Tonya: As a teenager my dad’s sister got executed and he was on beat at the time and he had to be the one to go to the home it happened in. After that, he never was the same again. He became addicted to drugs and our lives changed dramatically.
Denise: But it wasn’t just him addicted.
Tonya: No. Everyone in the house except for my mother became addicted. It was me, my three siblings, my mother, my father and there was extended family. We were very close. And so all of that I had to witness. We went from this wonderful life to being exposed to that sort of abuse and tempers flaring and the house just became a house that I didn’t want to be a part of anymore.
Denise: That was a big change from where you were. I know you admired your father and looked up to him like any daddy’s girl.
Tonya: Yes, yes. I love my dad and it was a disappointment of course. So my thought was I needed to get out of that house…and I did. I became an adult very quickly and I met up with this man that was much older than me and he was addicted when I married him.
Denise: That was one of my, “What?” moments in your book.
Tonya: Yeah. I don’t think most people can wrap their mind around that. People ask me, “What started it?” They don’t really know that dark side. And I don’t blame anyone for it but I know if I did not have all those challenges I would have made better decisions. I always will believe that because [my husband] was older, even though he didn’t look like my dad, he reminded me of him. And so I feel in love with someone that kind of reminded me of my father. Self esteem issues didn’t come until we were married. After we were married that’s all I heard, that I wasn’t good enough for him and I wasn’t good enough for anyone, and I was too light, I was too big, no ones gonna want you with all these children. It was constant drilling into my spirit. He did it so quietly that no one ever knew. My mother knew but no other women or my family ever knew the private pain I was going through. Then the physical abuse began after my third child.
Denise: What does somebody who is at the beginning, where someone is just subtly pouring negative things into them, what do they need to know so it does not escalate to physical violence?
Tonya: A lot of women believe they can change men and that’s not our job. We are not supposed to go into a relationship trying to change the other person and vice versa; a man can’t change a woman. Usually after they have shown themselves, after two or three times, that is who they are…and believe that. I think we get involved too quickly emotionally and a lot of times we women, we have too much baggage going into these relationships thinking this man is going to be our savior and that is not their job.

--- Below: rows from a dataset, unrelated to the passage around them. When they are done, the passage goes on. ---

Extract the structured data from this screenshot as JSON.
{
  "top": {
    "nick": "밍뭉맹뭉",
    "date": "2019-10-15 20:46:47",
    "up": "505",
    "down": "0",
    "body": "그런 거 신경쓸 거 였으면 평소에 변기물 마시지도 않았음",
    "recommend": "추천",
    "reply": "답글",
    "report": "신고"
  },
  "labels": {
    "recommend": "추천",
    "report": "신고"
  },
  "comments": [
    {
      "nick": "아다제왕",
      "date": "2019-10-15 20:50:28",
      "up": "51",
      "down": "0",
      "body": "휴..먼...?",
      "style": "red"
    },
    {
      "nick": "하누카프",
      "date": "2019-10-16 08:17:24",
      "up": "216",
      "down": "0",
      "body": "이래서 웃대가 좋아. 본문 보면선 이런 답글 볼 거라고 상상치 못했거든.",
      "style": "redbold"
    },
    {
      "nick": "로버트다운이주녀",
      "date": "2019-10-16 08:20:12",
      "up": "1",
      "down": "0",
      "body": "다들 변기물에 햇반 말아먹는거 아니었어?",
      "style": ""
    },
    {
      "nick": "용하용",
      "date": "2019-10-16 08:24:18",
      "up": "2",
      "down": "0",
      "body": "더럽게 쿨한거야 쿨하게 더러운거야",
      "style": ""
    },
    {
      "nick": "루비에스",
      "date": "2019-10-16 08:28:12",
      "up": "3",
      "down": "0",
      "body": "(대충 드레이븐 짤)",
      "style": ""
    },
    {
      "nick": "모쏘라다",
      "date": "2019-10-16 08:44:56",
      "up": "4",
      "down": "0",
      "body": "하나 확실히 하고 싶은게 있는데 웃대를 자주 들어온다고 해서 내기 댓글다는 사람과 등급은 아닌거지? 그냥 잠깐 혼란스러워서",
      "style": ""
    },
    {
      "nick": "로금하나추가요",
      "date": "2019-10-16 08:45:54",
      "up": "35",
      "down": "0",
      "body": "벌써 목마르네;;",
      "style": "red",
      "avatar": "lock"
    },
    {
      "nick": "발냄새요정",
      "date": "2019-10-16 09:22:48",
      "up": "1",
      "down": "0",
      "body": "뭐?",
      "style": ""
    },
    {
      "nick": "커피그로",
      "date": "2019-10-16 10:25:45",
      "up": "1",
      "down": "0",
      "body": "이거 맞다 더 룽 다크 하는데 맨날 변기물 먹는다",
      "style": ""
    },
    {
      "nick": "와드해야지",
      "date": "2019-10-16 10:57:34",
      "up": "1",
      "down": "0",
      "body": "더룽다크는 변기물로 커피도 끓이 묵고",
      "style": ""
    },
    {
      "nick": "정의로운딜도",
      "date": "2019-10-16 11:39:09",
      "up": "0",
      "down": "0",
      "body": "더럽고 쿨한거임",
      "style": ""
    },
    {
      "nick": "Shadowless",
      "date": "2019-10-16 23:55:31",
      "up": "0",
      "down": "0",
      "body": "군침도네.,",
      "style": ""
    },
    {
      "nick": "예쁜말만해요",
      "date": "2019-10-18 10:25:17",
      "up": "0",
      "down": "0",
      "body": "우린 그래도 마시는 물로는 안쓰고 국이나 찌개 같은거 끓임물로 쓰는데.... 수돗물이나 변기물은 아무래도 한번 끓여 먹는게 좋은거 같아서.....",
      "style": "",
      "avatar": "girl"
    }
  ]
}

Denise: When you go out speaking and offer empowering words to women, what words do you say and what wisdom can you give us if we are on the outside looking in seeing a friend or loved one experience domestic violence?
Tonya: I always tell women to not turn your back on the person that is going through it. Don’t get frustrated because it is frustrating watching someone go through abuse because they will make excuses for the abuser all the time. Don’t give a whole lot of judgment. Remain their friend and remain close to them because she is going to reach out to you at some point and need you. What you can’t do is get in the middle of it. You have to continue to pray for them. Give them resources. Give them the National Domestic Violence number (1-800-799-SAFE). You give her that 24 hour hotline and let her know the resources that are available to her; resources I didn’t know or were aware of at the time. Just don’t pass judgment. Listen to her and whenever you get the opportunity let her know that she does not deserve this. This is not love. Love doesn’t hurt.
After a domestic fight that almost claimed her life, Tonya found both her and her husband arrested. Upon her release she realized she could take no more. In her words, “I was just tired.” With a 24-hour window before her husband’s release, she packed up her children and left. Homeless they lived in her car until it was repossessed. For some nine months they stayed in subways and where ever they could find space until she found the strength to stand up straight and take care of her family. Today Tonya Blount is an international domestic violence speaker, advocate, and ordained minister, founder of the Esther Crown Ministries, and award-winning author.